Eine effiziente Wohnungsverwaltung setzt einen Überblick über alle einschlägigen  Objektdaten voraus. Die Prüfung des ORH ergab, dass diese Bedingung auch nicht annähernd erfüllt ist. Erforderlich wäre eine integrierte Gesamtlösung, die von allen beteiligten Stellen genutzt werden könnte. Das von der Finanzverwaltung eingerichtete Liegenschaftsinformationssystem (BayLIS) wird selbst diesen geringen Anforderungen nicht gerecht. Noch nicht einmal die Zahl der vorhandenen Dienstwohnungen konnte aus BayLIS zuverlässig entnommen werden.

Eine wohnungs- bzw. objektbezogene Erfassung und Zuordnung der Einnahmen und Ausgaben als Voraussetzung für eine Steuerung nach wirtschaftlichen Kriterien ist nicht vorhanden und wurde auch von keiner Seite nachgefragt.
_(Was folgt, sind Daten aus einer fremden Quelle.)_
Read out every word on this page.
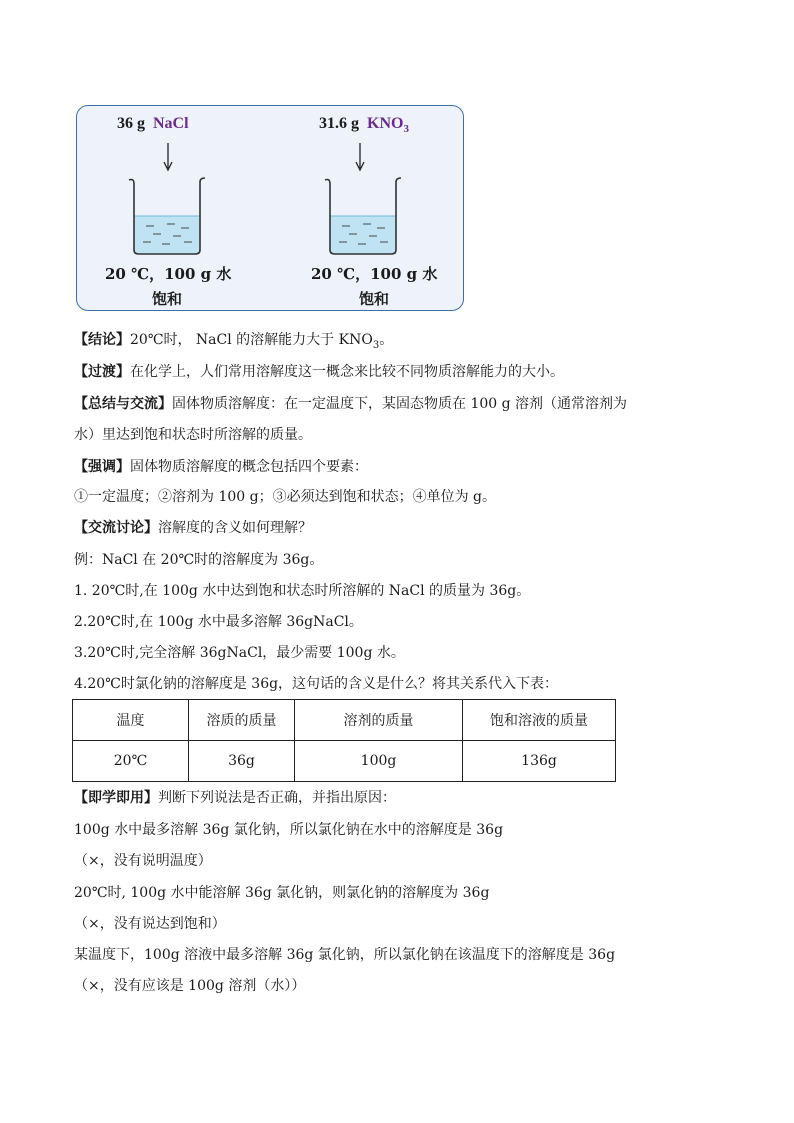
36 g NaCl	31.6 g $KNO_3$
20 ℃，100 g 水
饱和
20 ℃，100 g 水
饱和
【结论】20℃时， NaCl 的溶解能力大于 $KNO_3$。
【过渡】在化学上，人们常用溶解度这一概念来比较不同物质溶解能力的大小。
【总结与交流】固体物质溶解度：在一定温度下，某固态物质在 100 g 溶剂（通常溶剂为
水）里达到饱和状态时所溶解的质量。
【强调】固体物质溶解度的概念包括四个要素：
①一定温度；②溶剂为 100 g；③必须达到饱和状态；④单位为 g。
【交流讨论】溶解度的含义如何理解？
例：NaCl 在 20℃时的溶解度为 36g。
1. 20℃时,在 100g 水中达到饱和状态时所溶解的 NaCl 的质量为 36g。
2.20℃时,在 100g 水中最多溶解 36gNaCl。
3.20℃时,完全溶解 36gNaCl，最少需要 100g 水。
4.20℃时氯化钠的溶解度是 36g，这句话的含义是什么？将其关系代入下表：
温度	溶质的质量	溶剂的质量	饱和溶液的质量
20℃	36g	100g	136g
【即学即用】判断下列说法是否正确，并指出原因：
100g 水中最多溶解 36g 氯化钠，所以氯化钠在水中的溶解度是 36g
（×，没有说明温度）
20℃时, 100g 水中能溶解 36g 氯化钠，则氯化钠的溶解度为 36g
（×，没有说达到饱和）
某温度下，100g 溶液中最多溶解 36g 氯化钠，所以氯化钠在该温度下的溶解度是 36g
（×，没有应该是 100g 溶剂（水））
Insofern erfüllen die bestehenden Verwaltungsstrukturen und -abläufe einschließlich der derzeitigen Haushaltssystematik das haushaltsrechtliche Gebot der Wirtschaftlichkeit nur mangelhaft. Die Prüfungserfahrungen des ORH belegen, dass Investitionsentscheidungen bei Wohnimmobilien in der Regel rein nach Kassenlage getroffen und nicht durch Wirtschaftlichkeitsuntersuchungen abgesichert werden. Fehlinvestitionen einerseits und Substanzverzehr durch unterlassenen Bauunterhalt andererseits sind die Folge.

Nur noch 47 % der von den geprüften Bauämtern verwalteten Wohnungen sind als Dienstwohnungen zugewiesen, die übrigen sind vermietet bzw. stehen leer. Insofern hätte ein Großteil dieser Wohnungen auf das Allgemeine Grundvermögen übertragen werden sollen. Danach wäre über eine Verwertung zu entscheiden gewesen, zumal auch durch die Vermietung frei verfügbarer Wohnungen nur eine geringe Rendite erzielt wird. Eine Konzentration auf die im dienstlichen Interesse des Staates erforderlichen Dienstwohnungen hätte auch angesichts der knappen Haushaltsmittel für die Instandhaltung dazu beitragen können, den Wert der staatlichen Wohnimmobilien zu sichern und unnötige Leerstände zu vermeiden.20

18.5    Verwaltung nach wirtschaftlichen Kriterien


Wohnimmobilien sind gebundenes Kapital und verursachen durch Vorhaltung, Bewirtschaftung und Bauunterhalt Kosten. Da es sich hier nicht um originäre Aufgaben des Staates handelt, sollte der staatseigene Wohnungsbestand nach strengen Maßstäben auf seinen dienstlichen Bedarf hin überprüft und entbehrliche privatisierungsfähige Wohnanwesen dem Allgemeinen Grundvermögen des Staates übertragen werden.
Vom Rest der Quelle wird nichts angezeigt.